Jelena began with ‘The Last Summer’, a wonderful poem about growing up with memories of ‘before’ ending with the stunning line ‘I learn to drink from the bottle and nothing tastes the same’. Her next poem ‘Crossing borders’ alluded to a time of discontent in former Yugoslavia from where she hails, by addressing a mother about her’ three sons the most wanted’ and how to keep them safe. Having studied art history as part of my degree I loved Jelena’s ‘Portrait of Olympia the Prostitute’ and once again could picture the ‘unattainable stretching herself like history resilient to the centuries’, an elegant comparison.
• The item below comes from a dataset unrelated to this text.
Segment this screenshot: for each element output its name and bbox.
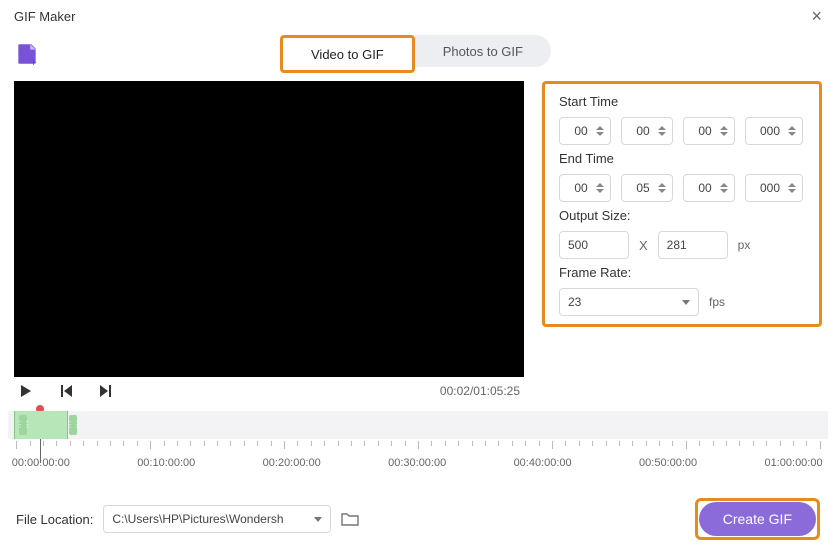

I’ve never heard Jelena read before; she was captivating.
Aidan Coleman was up next just before the break reading from Cartoon Snow.
Like Rob, Aidan opened with the title poem, which gave us an almost magical frozen land ‘where a blue night is snowing to itself, shushing the owl-wide forest’. The next two I recognised from Aidan’s Lee Marvin reading – ‘Primary’ and ‘Barbarian Studies’ – in the first ‘the teacher chastens gently in lowercase green’ and in the second, ‘kids jostle, shove and swing like wrecking balls’. Aidan finished his set with ‘Ham Radio’, a poem about his father working ‘the difficult braille of a circuit board’…‘until a voice comes clean of static, to talk in a clear bubble’.
Then we had a break where I noted some faces in the crowd – Mike Ladd, Peter Goldsworthy, Louise Nicholas, Jill Jones, Jennifer Liston, Jules Leigh Koch, David Mortimer, Mike Hopkins, Martin Christmas – and a crowd it was, the place was packed.
Rachael, closely photographed by doting husband Andrew Noble, who has just finished building her a writer’s cottage (yes you read that right, I want one!), read from The Quiet Blue World.
Rachael shared a poem she hadn’t before called ‘White Blues’ about seeing Jack White at Federation Hall a few years ago. This longer piece was loaded with incredible imagery before the concert – ‘In Chinatown, customers with chopsticks lean over steaming bowls like fine-beaked birds dipping into sweet cups of magnolia’, a ‘man’s face is a crumpled tissue of experience’ – and then once inside, they are ‘driven to use (their) bodies as instruments as (they) open up’. Rachael’s last poem, ‘What the fire didn’t touch’, was about her parent’s house in a bush fire, beginning with ‘Mum, who was never late a day in her life, woke up early for her death and missed it’ to the stunning last line of finding her childhood books with ‘the years waiting like pressed flowers between the pages’.
David Ades, skyping in from Pittsburgh at 4:30 in the morning (now that’s dedication!), completed the line-up by reading from his chapbook Only the Questions are Eternal.
David also shared the title poem from his collection, which compared the relentlessness of questions to baby birds ‘chirruping in their nests, pointed beaks raised upwards, insistent’. His next poem, ‘The bridge I must walk across’ was very apt considering the ongoing refugee crisis, culminating in the provocative stanza ‘I am becoming a stranger inside my own skin, my children becoming the bridge I must walk across’. David’s final poem, ‘A father’s call’ stems from becoming a dad unexpectedly, and describes how over the years he searched for his yet-to-be-born children – ‘I flung my call at your absence’ – a very touching piece.
And so the new series had been well and truly launched in what will be a memorable evening, and with the chapbooks retailing at a mere $7 each, I felt it only right to complete my set (adding to Rachael’s and Rob’s), because they really are an amazing read.